Magazine rack concept defies common sense with intersecting tubes to hold your books

We’ve seen an almost endless train of design ideas for furniture, ranging from shelves to chairs to tables. The latter even come in different types, functioning as dining tables, work desks, or anything in between. Although table designs can vary greatly, the one thing that they all have in common is a solid and whole surface to place things on top of them. This is true for almost any piece of furniture as well since there always needs to be a flat surface to hold things or bodies. That’s the kind of standard design that this magazine rack and side table in one throws out the window, utilizing two intersecting groups of tubes to hold up books and magazines in an almost illusion-like manner.

Designer: Deniz Aktay

Although we rely on them critically, it’s almost too easy to trick our brains and our eyes with optical illusions and crafty designs. Logic would tell us that slipping a book into a slot like a grill would let the book fall without something to stop it. That “something,” however, doesn’t need to be the ground or a flat surface, just like what this Interspace magazine rack design concept tries to demonstrate.

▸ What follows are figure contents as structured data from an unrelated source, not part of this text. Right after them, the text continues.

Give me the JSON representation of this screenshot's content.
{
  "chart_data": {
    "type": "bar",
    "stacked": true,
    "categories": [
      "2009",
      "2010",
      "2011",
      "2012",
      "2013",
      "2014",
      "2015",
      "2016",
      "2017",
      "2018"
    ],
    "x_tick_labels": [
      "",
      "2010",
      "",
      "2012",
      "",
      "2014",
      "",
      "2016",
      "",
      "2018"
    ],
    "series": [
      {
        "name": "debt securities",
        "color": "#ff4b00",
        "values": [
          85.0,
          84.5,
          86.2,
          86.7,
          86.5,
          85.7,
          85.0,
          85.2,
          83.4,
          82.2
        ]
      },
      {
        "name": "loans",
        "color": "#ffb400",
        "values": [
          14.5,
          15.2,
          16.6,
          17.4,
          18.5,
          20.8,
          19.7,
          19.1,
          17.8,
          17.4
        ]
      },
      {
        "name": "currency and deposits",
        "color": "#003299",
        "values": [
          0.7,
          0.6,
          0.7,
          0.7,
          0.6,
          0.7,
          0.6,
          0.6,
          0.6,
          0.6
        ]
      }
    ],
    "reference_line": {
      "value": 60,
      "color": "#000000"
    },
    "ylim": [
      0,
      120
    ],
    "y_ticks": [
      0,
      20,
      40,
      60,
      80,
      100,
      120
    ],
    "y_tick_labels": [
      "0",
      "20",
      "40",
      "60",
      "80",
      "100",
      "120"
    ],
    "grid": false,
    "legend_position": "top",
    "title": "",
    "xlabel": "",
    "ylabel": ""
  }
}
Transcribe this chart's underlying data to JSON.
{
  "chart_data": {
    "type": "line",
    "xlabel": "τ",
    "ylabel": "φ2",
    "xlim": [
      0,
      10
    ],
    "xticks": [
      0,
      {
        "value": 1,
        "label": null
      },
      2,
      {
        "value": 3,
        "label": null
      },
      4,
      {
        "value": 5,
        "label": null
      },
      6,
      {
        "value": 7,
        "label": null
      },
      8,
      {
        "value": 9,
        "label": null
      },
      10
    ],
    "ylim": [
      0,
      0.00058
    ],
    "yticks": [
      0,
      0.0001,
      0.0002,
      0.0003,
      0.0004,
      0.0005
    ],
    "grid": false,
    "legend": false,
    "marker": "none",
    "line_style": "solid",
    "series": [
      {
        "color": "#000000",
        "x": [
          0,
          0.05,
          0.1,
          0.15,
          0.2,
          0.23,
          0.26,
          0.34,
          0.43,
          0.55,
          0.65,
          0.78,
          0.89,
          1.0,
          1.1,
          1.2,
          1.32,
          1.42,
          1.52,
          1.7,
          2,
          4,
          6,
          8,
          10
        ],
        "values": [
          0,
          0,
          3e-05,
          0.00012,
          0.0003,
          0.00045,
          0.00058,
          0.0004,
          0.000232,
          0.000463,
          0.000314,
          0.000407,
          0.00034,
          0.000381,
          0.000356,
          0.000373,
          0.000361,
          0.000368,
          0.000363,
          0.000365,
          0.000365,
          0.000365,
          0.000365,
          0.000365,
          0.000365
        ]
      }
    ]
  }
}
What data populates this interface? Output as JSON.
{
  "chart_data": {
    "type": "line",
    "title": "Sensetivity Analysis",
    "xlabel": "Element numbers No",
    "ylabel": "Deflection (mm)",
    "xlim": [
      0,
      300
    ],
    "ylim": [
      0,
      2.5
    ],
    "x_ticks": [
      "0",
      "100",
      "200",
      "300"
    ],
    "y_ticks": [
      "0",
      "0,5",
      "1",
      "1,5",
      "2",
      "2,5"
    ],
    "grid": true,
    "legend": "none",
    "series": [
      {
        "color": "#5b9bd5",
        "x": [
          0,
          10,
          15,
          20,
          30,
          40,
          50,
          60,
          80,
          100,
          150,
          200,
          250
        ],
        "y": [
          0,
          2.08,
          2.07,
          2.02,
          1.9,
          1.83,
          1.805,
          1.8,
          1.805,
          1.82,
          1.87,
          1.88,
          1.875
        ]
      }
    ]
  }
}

The rather confusing piece of furniture is actually made of two groups, both of them a row of steel tubes bent to form a loop. Normally, if you put anything in the space between tubes, it would fall down to the opposite side. The trick that Interspace uses is to connect the two groups perpendicularly to each other while also leaving a small gap in the middle where the bottom of one extends beyond the top of the other or vice-versa.

This creates a sort of natural “stopper” for anything that goes in between the gap since the intersecting tubes below it serve as the “floor” for the item. This works whether inserting the book from the top or from the side. The empty areas formed at the top and bottom of the structure also become spaces for reading materials that might be too thick for the grill. Because of the intersecting design of the tubes, arranging books can become almost like a puzzle, where you decide the best place for them in between the gaps.

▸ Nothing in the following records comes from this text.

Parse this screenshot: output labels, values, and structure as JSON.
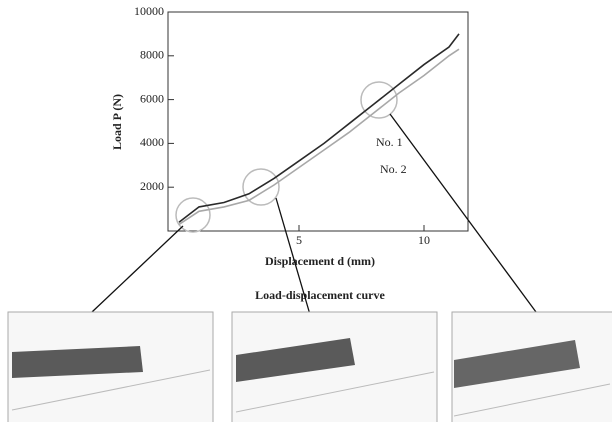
{
  "chart_data": {
    "type": "line",
    "caption": "Load-displacement curve",
    "x_label": "Displacement d (mm)",
    "y_label": "Load P (N)",
    "x": [
      0.2,
      1,
      2,
      3,
      4,
      5,
      6,
      7,
      8,
      9,
      10,
      11,
      11.4
    ],
    "series": [
      {
        "name": "No. 1",
        "color": "#2a2a2a",
        "values": [
          400,
          1100,
          1300,
          1700,
          2400,
          3200,
          4000,
          4900,
          5800,
          6700,
          7600,
          8400,
          9000
        ]
      },
      {
        "name": "No. 2",
        "color": "#a8a8a8",
        "values": [
          300,
          900,
          1100,
          1400,
          2100,
          2900,
          3700,
          4500,
          5400,
          6300,
          7100,
          8000,
          8300
        ]
      }
    ],
    "xlim": [
      0,
      12
    ],
    "xticks": [
      5,
      10
    ],
    "ylim": [
      0,
      10000
    ],
    "yticks": [
      2000,
      4000,
      6000,
      8000,
      10000
    ]
  }
}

The curious form of steel tubes intersecting with one another also creates a rather curious visual, almost to the point that it could confuse the eyes because of the play of form, light, and shadows. The top surface of the rack can also serve as a side table, admittedly for larger objects that don’t risk falling into the gaps. You could, theoretically, also put your drink on top, though it’s probably best to have some tray in between for good measure.